Shanksteps 115
I have just completed my work day. Rounded on all the patients in the hospital, approximately 40. Have seen 18 outpatients. And did a bladder prolapse surgery. Now I have only one left. It’s a child who apparently got their foot stuck in the spokes of the bicycle. They have done dressings on him at a another mission clinic for the past week and now the foot smells rotten ( like rotten eggs) and has a large amount of dead skin up to the mid-calf. After prepping the leg with betadine I start
cutting off the dead tissue to expose the living tissue beneath. It goes well. I release the tight tourniquet that placed before surgery and everything starts bleeding (living tissue). It’s a good sign! I finish up my note and prepare to go home.
The maternity nurse askes me to see a patient that is not progressing in labor. She tried to deliver at home with the “forgerone” ( the blacksmiths who also bury people and make clay pots. How they ever got chosen to deliver babies is beyond my understanding). After trying for a while they were not successful in anything other than making her external genitalia look very abused and extremely edematous (swollen). A traditional birth attendant was then called who evaluated her and tried his hand
at it for a little while and then sent her to the hospital.
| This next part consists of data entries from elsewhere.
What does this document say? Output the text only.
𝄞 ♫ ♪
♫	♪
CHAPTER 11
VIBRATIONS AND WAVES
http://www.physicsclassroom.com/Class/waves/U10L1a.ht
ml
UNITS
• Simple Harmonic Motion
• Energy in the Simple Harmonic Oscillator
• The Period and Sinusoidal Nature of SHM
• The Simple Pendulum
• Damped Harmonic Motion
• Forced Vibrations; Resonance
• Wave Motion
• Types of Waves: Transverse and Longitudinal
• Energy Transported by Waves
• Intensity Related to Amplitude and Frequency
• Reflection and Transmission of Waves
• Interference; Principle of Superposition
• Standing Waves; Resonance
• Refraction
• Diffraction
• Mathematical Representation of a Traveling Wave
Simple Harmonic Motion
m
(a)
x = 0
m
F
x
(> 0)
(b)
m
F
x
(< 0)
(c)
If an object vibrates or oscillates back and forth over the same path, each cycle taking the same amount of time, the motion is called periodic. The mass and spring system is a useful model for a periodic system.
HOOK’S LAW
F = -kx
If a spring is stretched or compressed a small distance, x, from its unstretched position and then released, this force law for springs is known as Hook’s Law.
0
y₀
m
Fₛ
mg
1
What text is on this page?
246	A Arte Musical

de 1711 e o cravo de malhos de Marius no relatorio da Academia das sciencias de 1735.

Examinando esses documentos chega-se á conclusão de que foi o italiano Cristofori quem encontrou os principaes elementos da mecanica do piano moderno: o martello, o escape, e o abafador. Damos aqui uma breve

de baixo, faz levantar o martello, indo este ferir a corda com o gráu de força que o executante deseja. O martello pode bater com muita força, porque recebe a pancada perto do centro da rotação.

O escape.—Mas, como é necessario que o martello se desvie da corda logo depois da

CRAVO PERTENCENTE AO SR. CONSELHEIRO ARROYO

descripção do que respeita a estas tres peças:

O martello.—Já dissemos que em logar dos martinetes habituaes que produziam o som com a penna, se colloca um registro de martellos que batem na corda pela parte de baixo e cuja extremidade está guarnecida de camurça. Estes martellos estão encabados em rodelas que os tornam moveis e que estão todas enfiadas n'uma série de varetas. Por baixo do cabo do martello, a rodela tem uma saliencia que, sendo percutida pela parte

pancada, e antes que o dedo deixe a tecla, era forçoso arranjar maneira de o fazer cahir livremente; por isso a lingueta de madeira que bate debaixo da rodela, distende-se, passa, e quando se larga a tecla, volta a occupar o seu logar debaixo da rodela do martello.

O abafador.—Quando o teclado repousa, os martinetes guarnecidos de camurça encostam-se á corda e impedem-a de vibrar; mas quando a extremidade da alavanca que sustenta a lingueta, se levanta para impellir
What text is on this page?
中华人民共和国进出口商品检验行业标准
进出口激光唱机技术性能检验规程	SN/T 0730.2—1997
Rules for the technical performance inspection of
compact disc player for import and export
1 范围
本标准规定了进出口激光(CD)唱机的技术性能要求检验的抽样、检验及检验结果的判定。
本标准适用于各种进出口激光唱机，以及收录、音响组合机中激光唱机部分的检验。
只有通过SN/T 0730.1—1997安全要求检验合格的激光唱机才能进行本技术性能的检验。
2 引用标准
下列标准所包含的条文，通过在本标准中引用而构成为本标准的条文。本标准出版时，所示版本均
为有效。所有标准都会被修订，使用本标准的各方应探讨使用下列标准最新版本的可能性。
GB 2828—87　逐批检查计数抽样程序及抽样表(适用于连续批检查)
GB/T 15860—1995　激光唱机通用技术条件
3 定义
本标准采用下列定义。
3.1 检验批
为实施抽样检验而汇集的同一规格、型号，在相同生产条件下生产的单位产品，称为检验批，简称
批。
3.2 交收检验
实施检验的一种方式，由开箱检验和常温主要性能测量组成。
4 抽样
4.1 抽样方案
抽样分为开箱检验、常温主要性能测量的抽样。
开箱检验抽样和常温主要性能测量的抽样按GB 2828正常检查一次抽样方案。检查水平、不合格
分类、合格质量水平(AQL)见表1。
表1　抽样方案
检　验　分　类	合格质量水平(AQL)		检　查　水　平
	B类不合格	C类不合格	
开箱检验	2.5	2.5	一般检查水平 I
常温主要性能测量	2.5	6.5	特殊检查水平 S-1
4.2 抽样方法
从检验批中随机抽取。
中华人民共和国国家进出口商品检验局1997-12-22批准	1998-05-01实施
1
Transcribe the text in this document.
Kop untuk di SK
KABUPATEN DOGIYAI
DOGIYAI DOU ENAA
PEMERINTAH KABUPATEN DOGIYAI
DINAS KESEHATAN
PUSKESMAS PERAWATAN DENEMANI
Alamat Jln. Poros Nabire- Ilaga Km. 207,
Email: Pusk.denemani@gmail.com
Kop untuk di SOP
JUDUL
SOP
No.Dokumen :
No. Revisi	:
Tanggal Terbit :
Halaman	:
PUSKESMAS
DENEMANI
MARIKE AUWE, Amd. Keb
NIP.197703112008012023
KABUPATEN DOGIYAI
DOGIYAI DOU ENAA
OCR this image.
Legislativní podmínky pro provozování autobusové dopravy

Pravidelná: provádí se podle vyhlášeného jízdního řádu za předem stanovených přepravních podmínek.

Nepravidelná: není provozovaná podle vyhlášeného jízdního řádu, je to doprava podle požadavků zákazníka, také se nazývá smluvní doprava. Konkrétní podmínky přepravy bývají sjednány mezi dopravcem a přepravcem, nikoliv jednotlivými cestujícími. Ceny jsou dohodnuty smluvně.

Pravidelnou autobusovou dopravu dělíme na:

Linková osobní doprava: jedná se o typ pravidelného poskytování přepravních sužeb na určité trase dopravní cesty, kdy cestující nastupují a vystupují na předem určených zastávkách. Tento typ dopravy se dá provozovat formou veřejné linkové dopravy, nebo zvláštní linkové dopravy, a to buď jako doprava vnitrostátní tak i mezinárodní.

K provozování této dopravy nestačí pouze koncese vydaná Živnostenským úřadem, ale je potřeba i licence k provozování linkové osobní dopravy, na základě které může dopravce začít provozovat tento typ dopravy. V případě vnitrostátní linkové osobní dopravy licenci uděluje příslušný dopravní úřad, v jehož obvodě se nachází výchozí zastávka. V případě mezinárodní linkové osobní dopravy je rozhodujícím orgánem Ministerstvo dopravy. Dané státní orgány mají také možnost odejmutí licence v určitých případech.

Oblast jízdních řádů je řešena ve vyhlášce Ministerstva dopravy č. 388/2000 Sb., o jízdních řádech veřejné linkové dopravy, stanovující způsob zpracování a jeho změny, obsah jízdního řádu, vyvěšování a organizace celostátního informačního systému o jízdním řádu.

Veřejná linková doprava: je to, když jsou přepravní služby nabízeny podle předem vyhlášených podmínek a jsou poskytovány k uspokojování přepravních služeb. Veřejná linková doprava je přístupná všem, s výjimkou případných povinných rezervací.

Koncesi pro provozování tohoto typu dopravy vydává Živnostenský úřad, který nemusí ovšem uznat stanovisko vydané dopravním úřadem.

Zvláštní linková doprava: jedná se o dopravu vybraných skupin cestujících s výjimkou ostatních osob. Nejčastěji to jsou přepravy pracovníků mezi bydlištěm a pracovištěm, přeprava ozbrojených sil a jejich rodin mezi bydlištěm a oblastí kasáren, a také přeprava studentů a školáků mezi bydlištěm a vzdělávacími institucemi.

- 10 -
As I evaluated her abdomen I feel what seems to be a “band” around the middle of her uterus. I worry about a uterine rupture. On examining her further I find meconium (baby poop in the amniotic fluid). The baby was distressed. The nurse had found a heart rate. But either way this baby was not coming out without surgical delivery. I called for the other OR staff and we headed in to prepare her. I make a low transverse incision. Take
the different layers, and as I open the abdomen blood gushes out. I find the baby free-floating in the abdomen with the placenta detached and the uterus contracted, baby dead! I’m to late! She was to late! But that doesn’t make me feel any better as I attempt to repair the damage to the uterus. She wants to conceive again because she only has three children. I also find her bladder is also torn. I repair her bladder and pray that the uterus and bladder, that are so fragile after being torn,
stay together for her to heal without creation of a VV fistula (a connection between the bladder and the vagina). I head for home at 10PM. Hoping that I am not called tonight so that I am rested for another day. I remember on the way home that I was supposed to have done vaccination supervision too. I guess it won’t be done. I hope they did a good job and that the women included got their tetanus vaccination. I sleep through the night and thank God for the rest in the morning. Today I have
the gentleman with the mandibular (jaw) fracture to repair. I will wire his mouth shut for 6 weeks. I pray he heals well. “God give me wisdom and strength for today!”